Ascaris lumbricoides is the giant roundworm of humans, belonging to the phylum Nematoda. An ascarid nematode, it is responsible for the disease ascariasis in humans, and it is the largest and most common parasitic worm in humans. One quarter of the human population is estimated to be infected by this parasite. Ascariasis is prevalent worldwide and more so in tropical and subtropical countries.
It can reach a length of up to 35 cm.
Ascaris lumbricoides, or "roundworm", infections in humans occur when an ingested infective egg releases a larval worm that penetrates the wall of the duodenum and enters the blood stream. From here, it is carried to the liver and heart, and enters pulmonary circulation to break free in the alveoli, where it grows and molts. In 3 weeks, the larvae pass from the respiratory system to be coughed up, swallowed, and thus returned to the small intestine, where they mature to adult male and female worms. Fertilization can now occur and the female produces as many as 200,000 eggs per day for a year. These fertilized eggs become infectious after 2 weeks in soil; they can persist in soil for 10 years or more.
The eggs have a lipid layer, that makes them resistant to the effects of acids and alkalis as well as other chemicals. This resilience helps to explain why this nematode is such a ubiquitous parasite.
Ascaris lumbricoides is characterized by its great size. Males are 2–4 mm in diameter and 15–31 cm long. The males' posterior end is curved ventrally and has a bluntly pointed tail. Females are 3–6 mm wide and 20–49 cm long. The vulva is located in the anterior end and accounts for about a one third of its body length. Uteri may contain up to 27 million eggs at a time with 200,000 being laid per day. Fertilized eggs are oval to round in shape and are 45-75 micrometers long and 35-50 micrometers wide with a thick outer shell. Unfertilized eggs measure 88-94 micrometers long and 44 micrometers wide.
More than 1 billion people are affected by this infection. In the United States there is a reported prevalence of 0.8% of the total population as of 1987. Ascaris lumbricoides eggs are extremely resistant to strong chemicals, desiccation, and low temperatures. The eggs can remain viable in the soil for several months or even years.
Often, there are no symptoms with an A. lumbricoides infection. However, in the case of a particularly bad infection, symptoms may include bloody sputum, cough, fever, abdominal discomfort, passing worms, etc.
Preventing any fecal-borne disease requires educated hygienic habits/culture and fecal treatment systems once a year. This is particularly important with ascaris because its eggs are one of the most difficult pathogens to kill (second only to prions), and the eggs commonly survive 1-3 years. Ascaris lives in the intestine where it lays eggs. Infection occurs when the eggs, too small to be seen by the unaided eye, are eaten. The eggs may get onto vegetables when improperly processed human feces of infected people are used as fertilizer for food crops. Infection may occur when food is handled without removing or killing the eggs on the hands, clothes, hair, raw vegetables/fruit, or cooked food that is (re)infected by handlers, containers, etc. Bleach does not readily kill Ascaris eggs but it will remove their sticky film, to allow the eggs to be rinsed away. Ascaris eggs can be reduced by hot composting methods, but to completely kill them may require rubbing alcohol, iodine, specialized chemicals, cooking heat, or "unusually" hot composting (for example, over 120 degrees Fahrenheit for 24 hours ).

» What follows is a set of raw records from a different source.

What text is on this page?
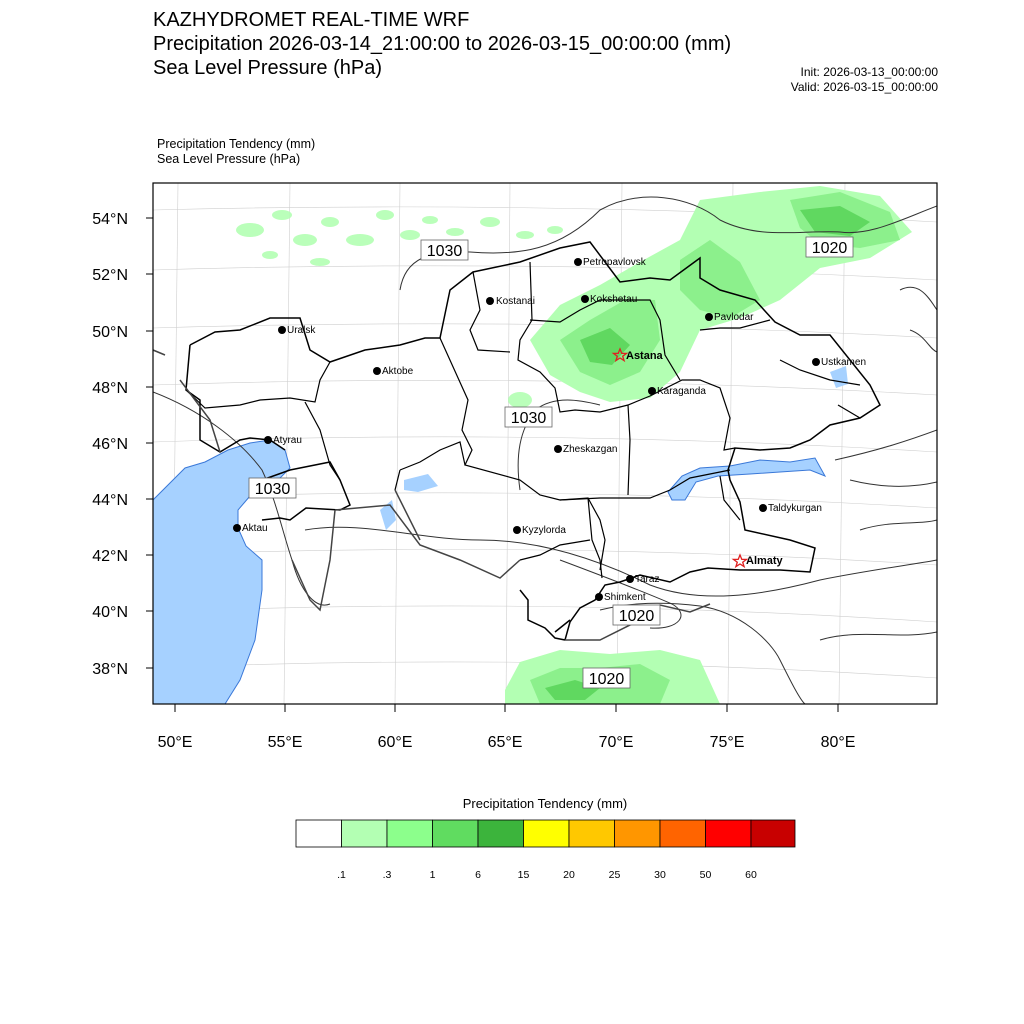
KAZHYDROMET REAL-TIME WRF
Precipitation 2026-03-14_21:00:00 to 2026-03-15_00:00:00 (mm)
Sea Level Pressure (hPa)	Init: 2026-03-13_00:00:00
Valid: 2026-03-15_00:00:00
Precipitation Tendency (mm)
Sea Level Pressure (hPa)
54°N
52°N
50°N
48°N
46°N
44°N
42°N
40°N
38°N
50°E	55°E	60°E	65°E	70°E	75°E	80°E
1030	1020
1030
1030
1020
1020
Petropavlovsk
Kostanai	Kokshetau
Pavlodar
Uralsk
Aktobe
Ustkamen
Karaganda
Atyrau
Zheskazgan
Aktau	Kyzylorda
Taldykurgan
Taraz
Shimkent
Astana
Almaty
.1	.3	1	6	15	20	25	30	50	60
Precipitation Tendency (mm)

Details of infection process
Infections happen when a human swallows water or food contaminated with unhatched juveniles. The juveniles hatch in the duodenum (1st section of small intestine). They then penetrate the mucosa and submucosa and enter venules or lymphatics. Next they pass through the right heart and into pulmonary circulation. They then break out of the capillaries and enter the air spaces. Acute tissue reaction occurs when several worms get lost during this migration and accumulate in other organs of the body. The juveniles migrate from the lung up the respiratory tract to the pharynx where they are swallowed. They begin producing eggs within 60–65 days of being swallowed. These are produced within the small intestine where the juveniles mature. It might seem odd that the worms end up in the same place where they began. One hypothesis to account for this behavior is that the migration mimics an intermediate host, which would be required for juveniles of an ancestral form to develop to the third stage. Another possibility is that tissue migration enables faster growth and larger size, which increases reproductive capacity.
Diagnosis and treatment
Infections can be treated with drugs called ascaricides. The treatment of choice is Mebendazole. The drug functions by binding to tubulin in the worms' intestinal cells and body-wall muscles. Nitazoxanide and ivermectin can also be used.